The Groton Conservation Trust has formally come out against the proposed route of a 36-inch natural gas pipeline between upstate New York and Dracut, Massachusetts that would cross some of the Trust’s property as it goes through Groton. The Northeast Energy Direct project would also cross land owned by the Conservation Commission, a relatively unused part of the Groton-Dunstable Regional High School campus grounds, and private property in addition to the Trust’s.

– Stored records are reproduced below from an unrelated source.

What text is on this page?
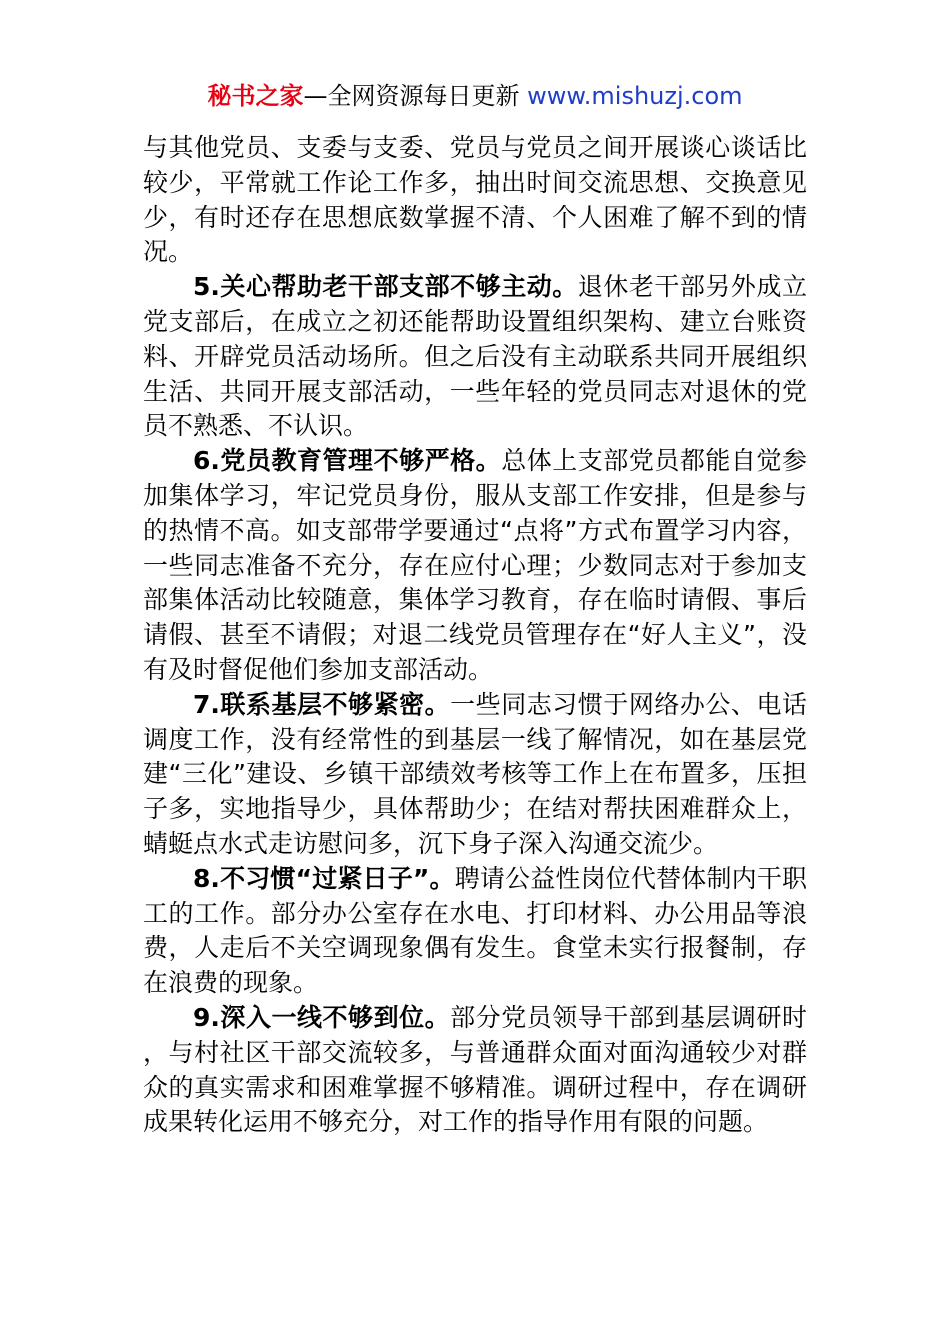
秘书之家—全网资源每日更新 www.mishuzj.com

与其他党员、支委与支委、党员与党员之间开展谈心谈话比较少，平常就工作论工作多，抽出时间交流思想、交换意见少，有时还存在思想底数掌握不清、个人困难了解不到的情况。

5.关心帮助老干部支部不够主动。退休老干部另外成立党支部后，在成立之初还能帮助设置组织架构、建立台账资料、开辟党员活动场所。但之后没有主动联系共同开展组织生活、共同开展支部活动，一些年轻的党员同志对退休的党员不熟悉、不认识。

6.党员教育管理不够严格。总体上支部党员都能自觉参加集体学习，牢记党员身份，服从支部工作安排，但是参与的热情不高。如支部带学要通过“点将”方式布置学习内容，一些同志准备不充分，存在应付心理；少数同志对于参加支部集体活动比较随意，集体学习教育，存在临时请假、事后请假、甚至不请假；对退二线党员管理存在“好人主义”，没有及时督促他们参加支部活动。

7.联系基层不够紧密。一些同志习惯于网络办公、电话调度工作，没有经常性的到基层一线了解情况，如在基层党建“三化”建设、乡镇干部绩效考核等工作上在布置多，压担子多，实地指导少，具体帮助少；在结对帮扶困难群众上，蜻蜓点水式走访慰问多，沉下身子深入沟通交流少。

8.不习惯“过紧日子”。聘请公益性岗位代替体制内干职工的工作。部分办公室存在水电、打印材料、办公用品等浪费，人走后不关空调现象偶有发生。食堂未实行报餐制，存在浪费的现象。

9.深入一线不够到位。部分党员领导干部到基层调研时，与村社区干部交流较多，与普通群众面对面沟通较少对群众的真实需求和困难掌握不够精准。调研过程中，存在调研成果转化运用不够充分，对工作的指导作用有限的问题。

Addressed to Maeve Vallely Bartlett, the state’s Secretary of Energy and Environmental Affairs, the letter is copied to a full page of other elected and appointed officials from the local level to Washington and spanning a range from the Groton Board of Selectmen to Senators Markey and Warren.
Signed by GCT President Daniel Wolfe and trustees David Black, Edward McNierney, and Robert Pine, the letter states:
We are writing to express deep concerns about significant environmental impacts that will occur if construction of the currently-proposed Tennessee Gas Pipeline route through north-central Massachusetts is approved.

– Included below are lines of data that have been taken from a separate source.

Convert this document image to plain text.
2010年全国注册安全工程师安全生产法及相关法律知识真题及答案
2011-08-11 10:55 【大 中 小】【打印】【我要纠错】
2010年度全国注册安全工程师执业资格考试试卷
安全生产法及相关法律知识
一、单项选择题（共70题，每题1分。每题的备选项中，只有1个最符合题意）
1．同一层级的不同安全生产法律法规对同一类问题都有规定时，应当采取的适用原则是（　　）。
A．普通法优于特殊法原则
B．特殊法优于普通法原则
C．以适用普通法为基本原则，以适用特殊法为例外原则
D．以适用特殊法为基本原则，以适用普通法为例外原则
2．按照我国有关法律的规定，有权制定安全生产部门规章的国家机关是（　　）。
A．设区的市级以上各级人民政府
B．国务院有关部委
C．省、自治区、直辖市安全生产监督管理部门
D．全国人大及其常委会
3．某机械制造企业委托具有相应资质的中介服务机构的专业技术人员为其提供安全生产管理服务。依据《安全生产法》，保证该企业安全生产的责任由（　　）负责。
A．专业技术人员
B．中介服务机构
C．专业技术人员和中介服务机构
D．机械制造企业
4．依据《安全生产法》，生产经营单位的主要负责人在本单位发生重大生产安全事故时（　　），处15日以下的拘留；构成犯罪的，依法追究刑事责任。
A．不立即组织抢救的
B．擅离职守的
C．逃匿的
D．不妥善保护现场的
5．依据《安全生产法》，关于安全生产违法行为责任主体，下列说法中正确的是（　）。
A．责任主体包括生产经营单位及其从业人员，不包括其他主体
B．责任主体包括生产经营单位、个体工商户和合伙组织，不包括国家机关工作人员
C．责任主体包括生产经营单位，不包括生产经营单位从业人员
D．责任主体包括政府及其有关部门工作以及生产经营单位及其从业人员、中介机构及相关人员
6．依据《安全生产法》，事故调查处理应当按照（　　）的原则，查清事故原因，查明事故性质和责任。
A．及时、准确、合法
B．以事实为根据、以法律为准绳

The current route crosses large segments of the Squannassit and Petapawag Areas of Critical Environmental Concern, two of the largest state-designated ACECs, as well as BioMap Core Habitat and Supporting Natural Landscape which contain a high density of state-listed rare species.
The Groton Conservation Trust joins a wide range of Massachusetts environmental groups and towns opposing either the entire pipeline project or its proposed route.

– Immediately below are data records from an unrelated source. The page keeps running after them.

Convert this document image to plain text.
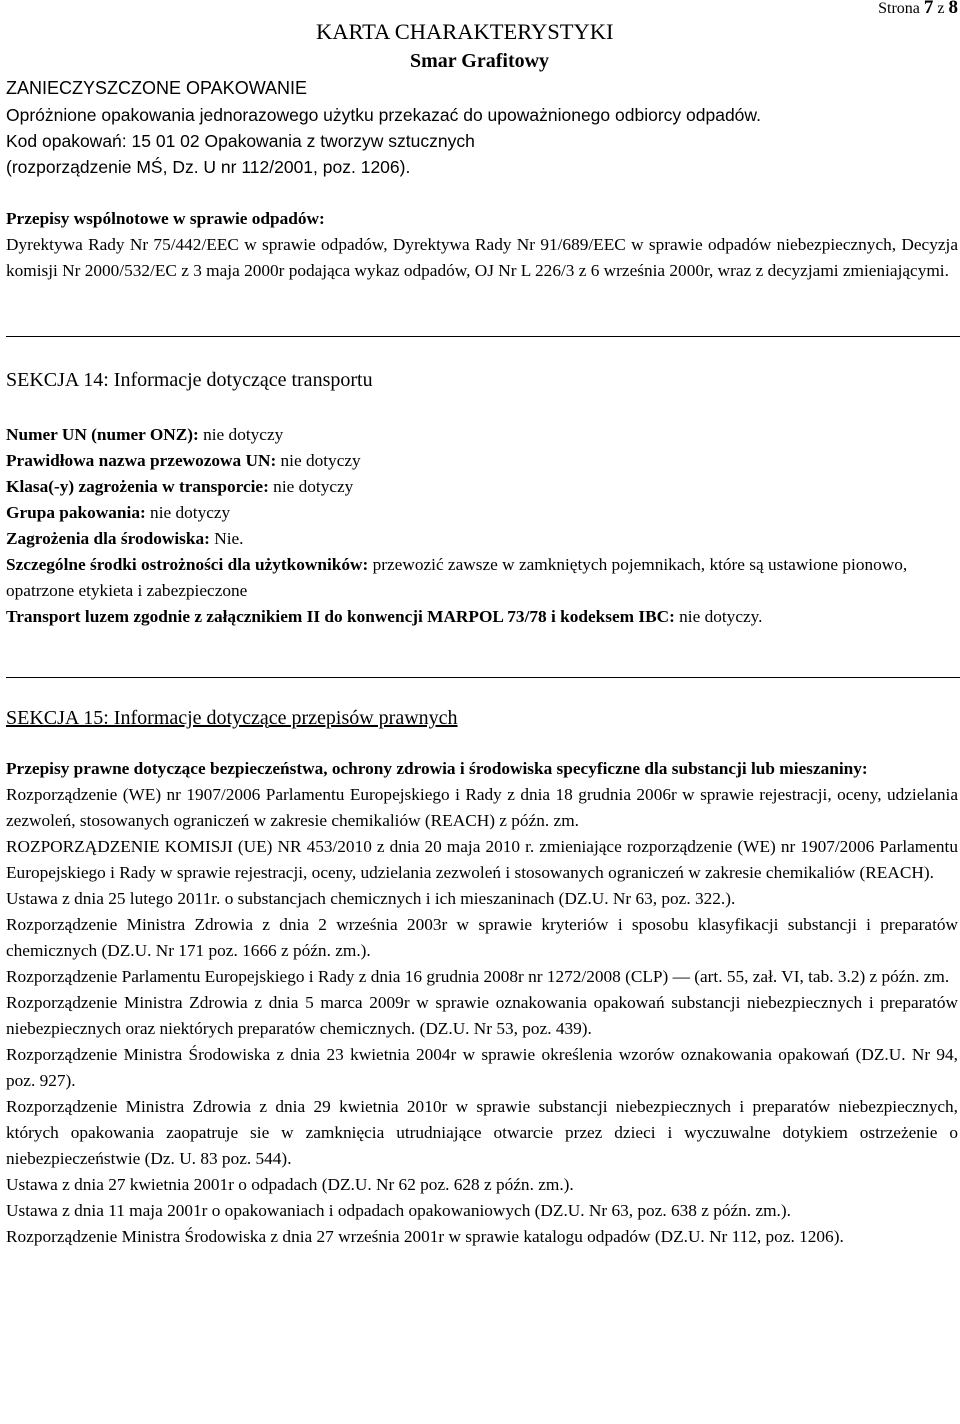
Strona 7 z 8
KARTA CHARAKTERYSTYKI
Smar Grafitowy

ZANIECZYSZCZONE OPAKOWANIE

Opróżnione opakowania jednorazowego użytku przekazać do upoważnionego odbiorcy odpadów.

Kod opakowań: 15 01 02 Opakowania z tworzyw sztucznych

(rozporządzenie MŚ, Dz. U nr 112/2001, poz. 1206).

Przepisy wspólnotowe w sprawie odpadów:

Dyrektywa Rady Nr 75/442/EEC w sprawie odpadów, Dyrektywa Rady Nr 91/689/EEC w sprawie odpadów niebezpiecznych, Decyzja komisji Nr 2000/532/EC z 3 maja 2000r podająca wykaz odpadów, OJ Nr L 226/3 z 6 września 2000r, wraz z decyzjami zmieniającymi.

SEKCJA 14: Informacje dotyczące transportu

Numer UN (numer ONZ): nie dotyczy

Prawidłowa nazwa przewozowa UN: nie dotyczy

Klasa(-y) zagrożenia w transporcie: nie dotyczy

Grupa pakowania: nie dotyczy

Zagrożenia dla środowiska: Nie.

Szczególne środki ostrożności dla użytkowników: przewozić zawsze w zamkniętych pojemnikach, które są ustawione pionowo, opatrzone etykieta i zabezpieczone

Transport luzem zgodnie z załącznikiem II do konwencji MARPOL 73/78 i kodeksem IBC: nie dotyczy.

SEKCJA 15: Informacje dotyczące przepisów prawnych

Przepisy prawne dotyczące bezpieczeństwa, ochrony zdrowia i środowiska specyficzne dla substancji lub mieszaniny:

Rozporządzenie (WE) nr 1907/2006 Parlamentu Europejskiego i Rady z dnia 18 grudnia 2006r w sprawie rejestracji, oceny, udzielania zezwoleń, stosowanych ograniczeń w zakresie chemikaliów (REACH) z późn. zm.

ROZPORZĄDZENIE KOMISJI (UE) NR 453/2010 z dnia 20 maja 2010 r. zmieniające rozporządzenie (WE) nr 1907/2006 Parlamentu Europejskiego i Rady w sprawie rejestracji, oceny, udzielania zezwoleń i stosowanych ograniczeń w zakresie chemikaliów (REACH).

Ustawa z dnia 25 lutego 2011r. o substancjach chemicznych i ich mieszaninach (DZ.U. Nr 63, poz. 322.).

Rozporządzenie Ministra Zdrowia z dnia 2 września 2003r w sprawie kryteriów i sposobu klasyfikacji substancji i preparatów chemicznych (DZ.U. Nr 171 poz. 1666 z późn. zm.).

Rozporządzenie Parlamentu Europejskiego i Rady z dnia 16 grudnia 2008r nr 1272/2008 (CLP) — (art. 55, zał. VI, tab. 3.2) z późn. zm.

Rozporządzenie Ministra Zdrowia z dnia 5 marca 2009r w sprawie oznakowania opakowań substancji niebezpiecznych i preparatów niebezpiecznych oraz niektórych preparatów chemicznych. (DZ.U. Nr 53, poz. 439).

Rozporządzenie Ministra Środowiska z dnia 23 kwietnia 2004r w sprawie określenia wzorów oznakowania opakowań (DZ.U. Nr 94, poz. 927).

Rozporządzenie Ministra Zdrowia z dnia 29 kwietnia 2010r w sprawie substancji niebezpiecznych i preparatów niebezpiecznych, których opakowania zaopatruje sie w zamknięcia utrudniające otwarcie przez dzieci i wyczuwalne dotykiem ostrzeżenie o niebezpieczeństwie (Dz. U. 83 poz. 544).

Ustawa z dnia 27 kwietnia 2001r o odpadach (DZ.U. Nr 62 poz. 628 z późn. zm.).

Ustawa z dnia 11 maja 2001r o opakowaniach i odpadach opakowaniowych (DZ.U. Nr 63, poz. 638 z późn. zm.).

Rozporządzenie Ministra Środowiska z dnia 27 września 2001r w sprawie katalogu odpadów (DZ.U. Nr 112, poz. 1206).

The Trust’s letter is likely to be discussed at the Groton Board of Selectmen Monday June 16 meeting, which is already dedicating the lion’s share of its agenda to the pipeline. Beginning at 6 p.m. in the Groton Regional Middle School Performing Arts Center, the board has a number of agenda items, including “Approve Proposed Charge of Tennessee Gas Pipeline Working Group Committee” and at 7 p.m., will segue into its second open information session on the pipeline. Panelists include Dennis Eckloff, of Groton; Kevin Kelly, Manager of the Groton Electric Light Department; Jim O’Reilly, a Groton resident and Director of Public Policy for Northeast Energy Efficiency Partnerships; a yet-to-be-named speaker from the Massachusetts Municipal Wholesale Electric Company (MMWEC), which supplies much of Groton’s electricity; and a presentation by Peter Jeffrey, of Groton, of the “Stop The Pipeline Coordinating Committee.”